Data which is averaged over some area should have cell methods, and not just rely on names #3

bnlawrence · 2022-11-03T15:28:34Z

The following piece of code finds all the files which have the standard_name of surface_temperature and the long_name of OPEN SEA SURFACE TEMP AFTER TIMESTEP. (This is from the one file per field output, but I don't think that's relevant to the problem.)

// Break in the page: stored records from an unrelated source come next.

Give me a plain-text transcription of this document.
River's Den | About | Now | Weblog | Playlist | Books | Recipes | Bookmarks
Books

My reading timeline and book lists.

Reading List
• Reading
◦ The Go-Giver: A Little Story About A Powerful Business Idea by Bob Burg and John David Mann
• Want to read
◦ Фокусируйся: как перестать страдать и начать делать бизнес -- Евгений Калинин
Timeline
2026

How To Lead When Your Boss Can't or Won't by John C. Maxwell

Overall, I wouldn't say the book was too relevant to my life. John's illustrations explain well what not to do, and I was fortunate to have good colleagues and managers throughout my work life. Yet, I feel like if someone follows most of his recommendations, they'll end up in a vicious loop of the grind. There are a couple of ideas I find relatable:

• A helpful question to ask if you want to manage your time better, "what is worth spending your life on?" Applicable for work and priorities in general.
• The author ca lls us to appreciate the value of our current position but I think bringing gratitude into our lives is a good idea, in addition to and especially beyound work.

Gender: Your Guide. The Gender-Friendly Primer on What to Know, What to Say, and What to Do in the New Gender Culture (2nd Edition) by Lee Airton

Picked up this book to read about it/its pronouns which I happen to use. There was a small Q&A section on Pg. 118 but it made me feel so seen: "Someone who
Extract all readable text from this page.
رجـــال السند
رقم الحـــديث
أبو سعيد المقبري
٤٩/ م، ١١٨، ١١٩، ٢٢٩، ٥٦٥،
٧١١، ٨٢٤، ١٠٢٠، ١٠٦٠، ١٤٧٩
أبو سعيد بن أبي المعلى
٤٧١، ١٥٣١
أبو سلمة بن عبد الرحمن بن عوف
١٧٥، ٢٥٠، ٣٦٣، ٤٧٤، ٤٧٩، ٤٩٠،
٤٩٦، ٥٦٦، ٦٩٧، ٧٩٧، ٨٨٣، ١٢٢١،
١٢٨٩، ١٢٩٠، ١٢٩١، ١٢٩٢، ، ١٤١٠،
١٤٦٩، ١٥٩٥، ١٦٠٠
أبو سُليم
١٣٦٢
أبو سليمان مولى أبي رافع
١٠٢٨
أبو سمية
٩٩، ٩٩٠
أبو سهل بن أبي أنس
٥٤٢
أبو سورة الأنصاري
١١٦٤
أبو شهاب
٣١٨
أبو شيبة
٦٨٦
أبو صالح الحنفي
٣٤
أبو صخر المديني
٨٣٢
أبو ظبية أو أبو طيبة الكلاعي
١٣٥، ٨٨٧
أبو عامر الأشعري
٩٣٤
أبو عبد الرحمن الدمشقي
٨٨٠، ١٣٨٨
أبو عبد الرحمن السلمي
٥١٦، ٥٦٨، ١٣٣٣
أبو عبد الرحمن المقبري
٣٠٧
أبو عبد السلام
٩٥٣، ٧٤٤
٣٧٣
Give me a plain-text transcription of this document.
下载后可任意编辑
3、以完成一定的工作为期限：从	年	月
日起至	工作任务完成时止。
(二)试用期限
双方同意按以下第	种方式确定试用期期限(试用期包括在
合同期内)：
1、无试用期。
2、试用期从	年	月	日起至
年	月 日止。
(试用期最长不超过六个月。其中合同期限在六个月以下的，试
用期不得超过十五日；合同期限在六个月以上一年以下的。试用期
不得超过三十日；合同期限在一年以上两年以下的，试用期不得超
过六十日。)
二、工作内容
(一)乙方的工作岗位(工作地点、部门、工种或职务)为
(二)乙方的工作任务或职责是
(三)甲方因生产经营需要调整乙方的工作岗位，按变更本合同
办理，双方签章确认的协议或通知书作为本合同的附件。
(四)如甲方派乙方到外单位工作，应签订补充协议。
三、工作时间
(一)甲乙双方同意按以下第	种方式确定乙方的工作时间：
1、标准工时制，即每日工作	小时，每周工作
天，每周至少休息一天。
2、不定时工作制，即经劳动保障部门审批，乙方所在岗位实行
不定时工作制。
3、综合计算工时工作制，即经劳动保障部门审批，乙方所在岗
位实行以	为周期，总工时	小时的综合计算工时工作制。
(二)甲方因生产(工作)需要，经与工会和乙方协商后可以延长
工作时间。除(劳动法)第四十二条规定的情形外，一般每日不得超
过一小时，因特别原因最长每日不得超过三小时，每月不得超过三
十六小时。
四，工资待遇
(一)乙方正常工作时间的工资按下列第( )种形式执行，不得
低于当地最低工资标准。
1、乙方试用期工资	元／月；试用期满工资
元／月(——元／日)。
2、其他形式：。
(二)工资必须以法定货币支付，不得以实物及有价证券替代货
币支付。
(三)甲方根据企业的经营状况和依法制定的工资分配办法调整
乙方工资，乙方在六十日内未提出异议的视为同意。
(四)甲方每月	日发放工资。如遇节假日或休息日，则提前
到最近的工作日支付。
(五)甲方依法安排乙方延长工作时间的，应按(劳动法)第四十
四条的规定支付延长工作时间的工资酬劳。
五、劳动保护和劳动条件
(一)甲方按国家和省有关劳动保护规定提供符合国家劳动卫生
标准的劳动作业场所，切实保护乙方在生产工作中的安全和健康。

$files = index['surface_temperature:OPEN SEA SURFACE TEMP AFTER TIMESTEP']
$print(files)
['1m_0h__m01s00i507_2_195001-195001.nc', '1m_12h__m01s00i507_6_195001-195001.nc', 
   '1m_15h__m01s00i507_7_195001-195001.nc', '1m_18h__m01s00i507_8_195001-195001.nc', 
   '1m_21h__m01s00i507_9_195001-195001.nc', '1m_3h__m01s00i507_3_195001-195001.nc', 
   '1m_6h__m01s00i507_4_195001-195001.nc', '1m_9h__m01s00i507_5_195001-195001.nc', 
   '1m__m01s00i507_195001-195001.nc', '3h__m01s00i507_10_19500101-19500110.nc', 
   '3h__m01s00i507_10_19500111-19500120.nc', '3h__m01s00i507_10_19500121-19500130.nc']
$flds = index.get_fields('surface_temperature:OPEN SEA SURFACE TEMP AFTER TIMESTEP',
    'u-cn134-1fpf/19500101T0000Z/')

It then does the aggregation to the two CF-fields that are really in play:

$print(flds)
[<CF Field: surface_temperature(time(241), latitude(324), longitude(432)) K>,
 <CF Field: surface_temperature(time(8), latitude(324), longitude(432)) K>]

These two fields are:

Field: surface_temperature (ncvar%m01s00i507_2)
-----------------------------------------------
Data            : surface_temperature(time(8), latitude(324), longitude(432)) K
Cell methods    : time(8): point within days time(8): mean over days
Dimension coords: latitude(324) = [-89.72222137451172, ..., 89.72222137451172] degrees_north
                : longitude(432) = [0.4166666567325592, ..., 359.5833435058594] degrees_east
Auxiliary coords: time(time(8)) = [1950-01-16 00:00:00, ..., 1950-01-16 21:00:00] 360_day

Field: surface_temperature (ncvar%m01s00i507_10)
------------------------------------------------
Data            : surface_temperature(time(241), latitude(324), longitude(432)) K
Cell methods    : time(241): mean (interval: 900 s)
Dimension coords: latitude(324) = [-89.72222137451172, ..., 89.72222137451172] degrees_north
                : longitude(432) = [0.4166666567325592, ..., 359.5833435058594] degrees_east
Auxiliary coords: time(time(241)) = [1950-01-01 01:30:00, ..., 1950-01-30 22:30:00] 360_day

In both cases there should be a cell method which conforms to the relevant part of the CF conventions. All long names should be checked for such averaging and the appropriate cell methods used.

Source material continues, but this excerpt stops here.